While working as a school social worker, I learned that body dissatisfaction and body image distortion resulting from poor body image are not uncommon and are experienced to varying degrees (from mild to severe).
The body awareness support groups we held at the school were our most attended. Many believed that the bodies they viewed in the media were unrealistic and unattainable, and this caused them to view themselves in a poor light. Others felt that traumatic life events, harsh criticism from peers or family members, or a mental health issue caused them to hold disapproving and destructive thoughts about their bodies.
In our support groups, we offered tools to manage body image distortion and counter body dissatisfaction. But what my colleagues and I couldn’t give the students was a guarantee that they wouldn’t become triggered from time to time—as I had. In order to truly shed our negative body perception, we have to unravel its origin and learn how to change our line of thinking.
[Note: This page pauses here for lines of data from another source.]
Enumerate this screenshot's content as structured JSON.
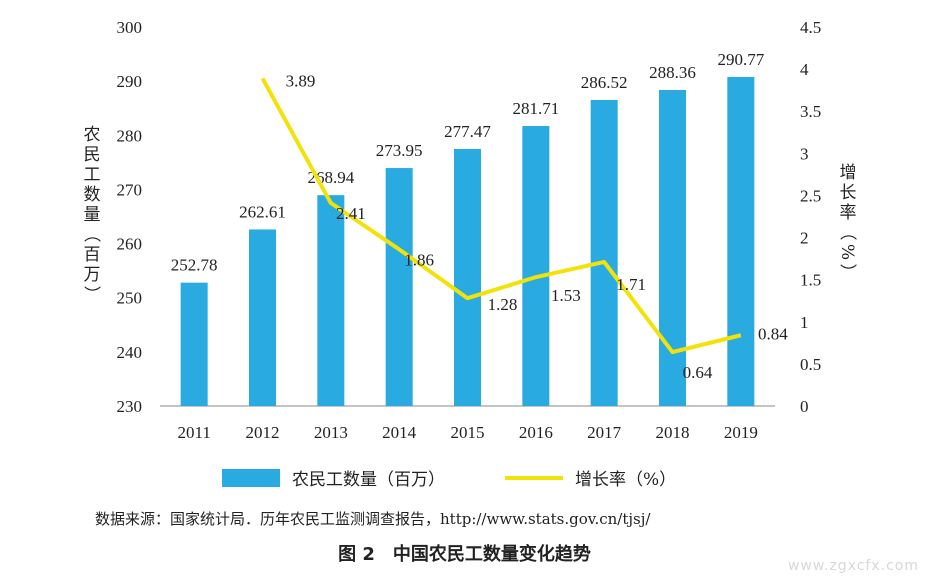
{
  "chart_data": {
    "type": "bar+line",
    "categories": [
      "2011",
      "2012",
      "2013",
      "2014",
      "2015",
      "2016",
      "2017",
      "2018",
      "2019"
    ],
    "series": [
      {
        "name": "农民工数量（百万）",
        "type": "bar",
        "axis": "left",
        "values": [
          252.78,
          262.61,
          268.94,
          273.95,
          277.47,
          281.71,
          286.52,
          288.36,
          290.77
        ]
      },
      {
        "name": "增长率（%）",
        "type": "line",
        "axis": "right",
        "x": [
          "2012",
          "2013",
          "2014",
          "2015",
          "2016",
          "2017",
          "2018",
          "2019"
        ],
        "values": [
          3.89,
          2.41,
          1.86,
          1.28,
          1.53,
          1.71,
          0.64,
          0.84
        ]
      }
    ],
    "ylabel": "农民工数量（百万）",
    "y2label": "增长率（%）",
    "ylim": [
      230,
      300
    ],
    "y_ticks": [
      230,
      240,
      250,
      260,
      270,
      280,
      290,
      300
    ],
    "y2lim": [
      0,
      4.5
    ],
    "y2_ticks": [
      "0",
      "0.5",
      "1",
      "1.5",
      "2",
      "2.5",
      "3",
      "3.5",
      "4",
      "4.5"
    ],
    "legend_position": "bottom",
    "grid": false,
    "colors": {
      "bar": "#29abe2",
      "line": "#f2e20a"
    }
  },
  "legend": {
    "bar_label": "农民工数量（百万）",
    "line_label": "增长率（%）"
  },
  "source": "数据来源：国家统计局．历年农民工监测调查报告，http://www.stats.gov.cn/tjsj/",
  "caption": "图 2　中国农民工数量变化趋势",
  "watermark": "www.zgxcfx.com"
}
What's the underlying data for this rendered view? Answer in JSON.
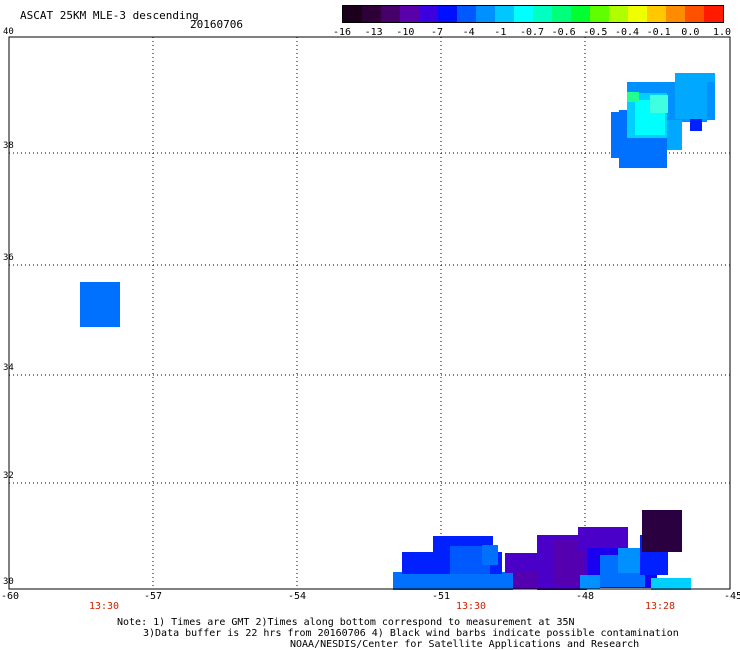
{
  "title": "ASCAT 25KM MLE-3 descending",
  "date": "20160706",
  "colorbar": {
    "labels": [
      "-16",
      "-13",
      "-10",
      "-7",
      "-4",
      "-1",
      "-0.7",
      "-0.6",
      "-0.5",
      "-0.4",
      "-0.1",
      "0.0",
      "1.0"
    ],
    "colors": [
      "#1a001a",
      "#2e0038",
      "#45006b",
      "#5a00a8",
      "#3c00e0",
      "#0010ff",
      "#0058ff",
      "#0090ff",
      "#00c8ff",
      "#00ffff",
      "#00ffc0",
      "#00ff7a",
      "#00ff30",
      "#60ff00",
      "#b0ff00",
      "#f0ff00",
      "#ffc800",
      "#ff8c00",
      "#ff5000",
      "#ff1a00"
    ]
  },
  "axes": {
    "x_ticks": [
      "-60",
      "-57",
      "-54",
      "-51",
      "-48",
      "-45"
    ],
    "y_ticks": [
      "40",
      "38",
      "36",
      "34",
      "32",
      "30"
    ]
  },
  "time_labels": [
    "13:30",
    "13:30",
    "13:28"
  ],
  "notes": [
    "Note: 1) Times are GMT 2)Times along bottom correspond to measurement at 35N",
    "3)Data buffer is 22 hrs from 20160706 4) Black wind barbs indicate possible contamination",
    "NOAA/NESDIS/Center for Satellite Applications and Research"
  ]
}
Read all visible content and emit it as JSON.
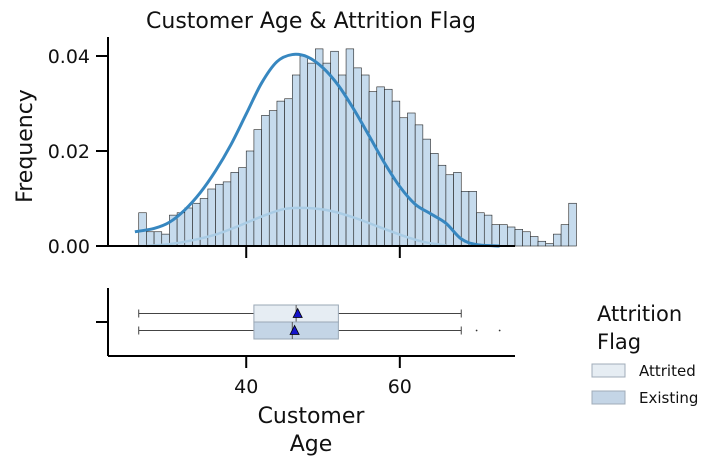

A compassionate, experienced therapist can help in this capacity.
For me, it wasn’t until I devoted myself to spiritual practice and committed to a mind-body program—like meditation, yoga, pilates, and dancing—that I found a true appreciation for my body. In applying maitri, one of the four virtues of Buddhism, I learned to befriend my body, shine light on my shame, and embrace my imperfections.
And now, when I see my reflection in a mirror, I hang in there a bit longer with myself. I quiet down the judgments and breathe life into my body.
I breathe in love and light and bow down to one of God’s beautiful creations: my body.